On sait que Chostakovitch fut tour à tour adulé puis ostracisé par le régime, et l’écrivain, se mettant dans la peau du musicien et s’exprimant par sa bouche, a construit son livre en trois parties, trois moments clefs de sa vie de créateur :
« Sur le palier », lorsqu’il attend en 1936, dans le couloir de son appartement, valise à la main, au milieu de la nuit, au pied de l’ascenseur, qu’on vienne le conduire en prison; « Dans l’avion », lorsqu’il revient en 1948 d’un congrès aux Etats-Unis auquel il n’a pas pu échapper et au cours duquel il s’est renié en paroles; « En voiture », vers la fin de sa vie, dans sa voiture avec chauffeur, en route vers sa datcha, se livrant à un bilan désabusé sur sa vie et son œuvre.
Connaissant le talent de Barnes, on peut lui faire confiance pour évoquer des scènes (imaginaires ou non) stupéfiantes vécues par le grand créateur dans une perpétuelle angoisse, aussi angoissé lorsqu’on le porte aux nues que lorsqu’on le piétine. Il s’agit de Chostakovitch, mais ce pourrait être n’importe quel créateur…

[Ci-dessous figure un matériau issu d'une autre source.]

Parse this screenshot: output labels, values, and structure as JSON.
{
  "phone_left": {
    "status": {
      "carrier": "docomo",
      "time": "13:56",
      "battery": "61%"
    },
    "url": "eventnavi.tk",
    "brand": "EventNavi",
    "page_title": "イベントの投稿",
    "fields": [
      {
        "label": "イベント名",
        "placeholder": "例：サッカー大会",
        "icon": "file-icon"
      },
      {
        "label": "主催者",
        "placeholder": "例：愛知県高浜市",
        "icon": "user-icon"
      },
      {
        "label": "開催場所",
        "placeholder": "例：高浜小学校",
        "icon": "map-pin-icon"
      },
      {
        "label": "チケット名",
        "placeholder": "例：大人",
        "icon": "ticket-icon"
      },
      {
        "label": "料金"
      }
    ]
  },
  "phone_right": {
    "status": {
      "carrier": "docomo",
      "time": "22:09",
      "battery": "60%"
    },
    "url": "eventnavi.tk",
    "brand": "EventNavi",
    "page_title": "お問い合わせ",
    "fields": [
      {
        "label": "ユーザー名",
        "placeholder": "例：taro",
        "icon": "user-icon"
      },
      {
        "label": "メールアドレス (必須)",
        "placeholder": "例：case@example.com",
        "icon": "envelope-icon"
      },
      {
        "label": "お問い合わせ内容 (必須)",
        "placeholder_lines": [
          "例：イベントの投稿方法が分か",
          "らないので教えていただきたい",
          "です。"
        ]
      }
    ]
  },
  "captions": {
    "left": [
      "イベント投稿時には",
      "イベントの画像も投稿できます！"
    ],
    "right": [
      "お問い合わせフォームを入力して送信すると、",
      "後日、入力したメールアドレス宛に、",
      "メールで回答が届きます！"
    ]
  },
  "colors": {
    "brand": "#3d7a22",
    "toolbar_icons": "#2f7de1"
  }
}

Quant à la rentrée musicale à la Maison de Radio France, elle se fera dès les 15 et 16 septembre avec les deux grandes phalanges maison, l’Orchestre National de France et l’Orchestre Philarmonique de Radio France. Au-delà, notons le Concerto pour violoncelle de Schumann, justement, avec le petit génie du violoncelle Edgar Moreau et le National le 23 septembre (programmé à la Philharmonie). Et toujours avec le National, Les Nuits d’été de Berlioz par l’exemplaire mezzo Anne-Sophie Von Otter le 29 septembre.
A l’autre bout de Paris, la Philharmonie de Paris a déjà commencé sa saison début septembre. Dans le foisonnement des concerts proposés, on aura une pensée pour le livre de Julian Barnes en allant écouter le 20 septembre à 15 heures le Quatuor à cordes n°8 de Chostakovitch.